This Italian style aperitif is brightly lemony and packs an alcoholic punch! It's lovely served chilled and straight, or over ice with soda water. Limoncello is an excellent gift and a worthy thing to make when you have an abundance of lemons.
Use a vegetable peeler or paring knife to cut away strips of the lemon zest, being careful to only take the outermost yellow part of the rind. Using the white pith will make your limoncello too bitter.
7 lemons
Combine the lemon rinds with the sugar in a large bowl, and gently crush them together with a wooden spoon or the end of a rolling pin, until all the rinds have been bruised and mixed with the sugar. Cover and let stand for 1 hour. At this point, the sugar should have extracted the oil from the rinds; they will look oily and glistening, and the sugar will have a texture like wet sand.
1 cup granulated sugar
Set your oven to Steam setting, 135°F/57°C (100% humidity).

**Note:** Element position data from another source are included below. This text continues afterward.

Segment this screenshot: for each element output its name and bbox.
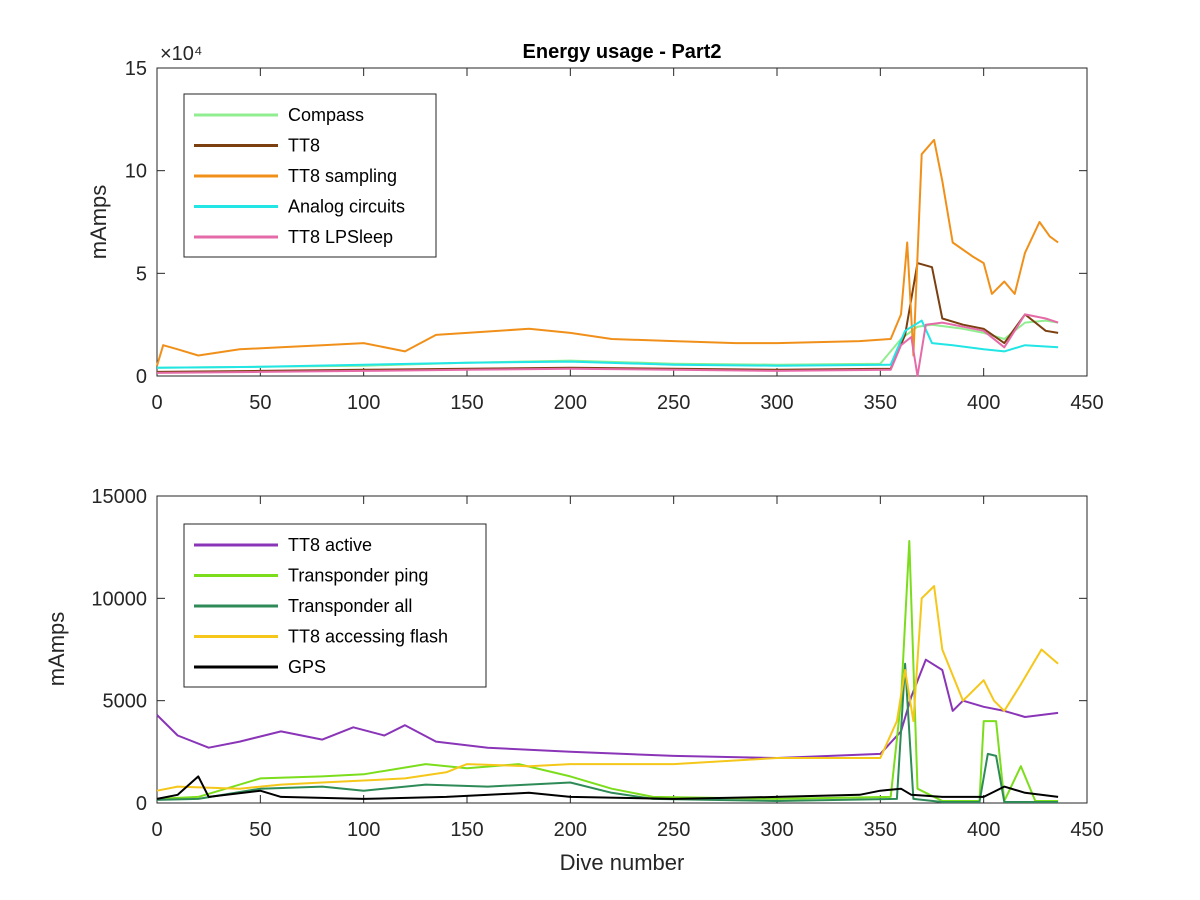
legend-label: Analog circuits [288, 197, 405, 217]
series-line-transponder-ping [156, 540, 1059, 802]
series-line-gps [156, 775, 1059, 800]
legend-label: TT8 [288, 136, 320, 156]
top-chart-title: Energy usage - Part2 [523, 41, 722, 63]
series-line-tt8-sampling [156, 138, 1059, 366]
legend-label: GPS [288, 657, 326, 677]
x-tick-label: 250 [657, 392, 690, 414]
series-line-tt8-lpsleep [156, 313, 1059, 377]
top-x-ticks: 0 50 100 150 200 250 300 350 400 450 [151, 68, 1104, 414]
y-tick-label: 10 [125, 161, 147, 183]
top-y-axis-label: mAmps [86, 185, 111, 260]
series-line-analog-circuits [156, 319, 1059, 369]
y-tick-label: 10000 [91, 588, 147, 610]
top-y-ticks: 0 5 10 15 [125, 58, 1087, 388]
legend-label: Transponder all [288, 596, 412, 616]
series-line-tt8-accessing-flash [156, 585, 1059, 792]
bottom-y-axis-label: mAmps [44, 612, 69, 687]
x-tick-label: 350 [864, 392, 897, 414]
bottom-y-ticks: 0 5000 10000 15000 [91, 486, 1087, 815]
y-tick-label: 0 [136, 366, 147, 388]
x-tick-label: 200 [554, 819, 587, 841]
x-tick-label: 100 [347, 392, 380, 414]
x-tick-label: 450 [1070, 392, 1103, 414]
x-tick-label: 300 [760, 392, 793, 414]
bottom-legend: TT8 active Transponder ping Transponder al… [183, 523, 487, 688]
bottom-x-axis-label: Dive number [560, 850, 685, 875]
legend-label: TT8 LPSleep [288, 227, 393, 247]
bottom-series-lines [156, 540, 1059, 803]
y-tick-label: 15000 [91, 486, 147, 508]
top-chart: Energy usage - Part2 ×10⁴ mAmps 0 50 100 15… [86, 41, 1104, 414]
y-tick-label: 5000 [103, 691, 148, 713]
legend-label: Transponder ping [288, 566, 428, 586]
top-series-lines [156, 138, 1059, 377]
legend-label: Compass [288, 105, 364, 125]
x-tick-label: 0 [151, 819, 162, 841]
y-tick-label: 5 [136, 263, 147, 285]
x-tick-label: 50 [249, 819, 271, 841]
x-tick-label: 50 [249, 392, 271, 414]
top-y-exponent-label: ×10⁴ [160, 43, 203, 65]
x-tick-label: 0 [151, 392, 162, 414]
x-tick-label: 150 [450, 392, 483, 414]
x-tick-label: 250 [657, 819, 690, 841]
x-tick-label: 400 [967, 819, 1000, 841]
y-tick-label: 15 [125, 58, 147, 80]
x-tick-label: 400 [967, 392, 1000, 414]
x-tick-label: 450 [1070, 819, 1103, 841]
x-tick-label: 300 [760, 819, 793, 841]
legend-label: TT8 accessing flash [288, 627, 448, 647]
x-tick-label: 200 [554, 392, 587, 414]
y-tick-label: 0 [136, 793, 147, 815]
bottom-x-ticks: 0 50 100 150 200 250 300 350 400 450 [151, 496, 1104, 841]
legend-label: TT8 active [288, 535, 372, 555]
x-tick-label: 100 [347, 819, 380, 841]
legend-label: TT8 sampling [288, 166, 397, 186]
series-line-transponder-all [156, 662, 1059, 803]
top-legend: Compass TT8 TT8 sampling Analog circuits TT8… [183, 93, 437, 258]
x-tick-label: 150 [450, 819, 483, 841]
bottom-chart: mAmps Dive number 0 50 100 150 200 250 300 350 4… [44, 486, 1104, 875]
x-tick-label: 350 [864, 819, 897, 841]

Combine the vodka with the extracted lemon rinds and sugar in a large vacuum-sealer bag or a quart sized (1 litre) mason jar. Seal the bag or screw the lid onto the jar (fingertip tightness, not too tight!), and put into your preheated oven. Cook for 2 hours.
2 cups vodka
At the end of cooking, strain out the lemon peel and stir the water into the mixture, then decant into bottles.
1 cup water
Store limoncello in the refrigerator, where it will keep for at least 3 months.
Notes
Make sure you use unwaxed lemons for limoncello. If you use waxed supermarket lemons, the sugar and alcohol steeping will draw out the wax and make the finished product taste strange and have a cloudy appearance.
It's mentioned in the recipe but I'm doubling down here in the notes: don't put the white pith of the lemon peels into your limoncello. You just want the aromatic, oily yellow skin from the very outside of the lemons, or your liqueur will be very bitter.
Don't skip the muddling together of the sugar and lemon rinds. Bruising and mixing everything greatly speeds up the extraction of the lemon oils from the rind, which helps make this recipe much faster than a conventional home made limoncello.
You don't need the flesh/juice of the lemons for this recipe, but don't throw them away! I highly recommend steamed lemon curd to use up all that juice.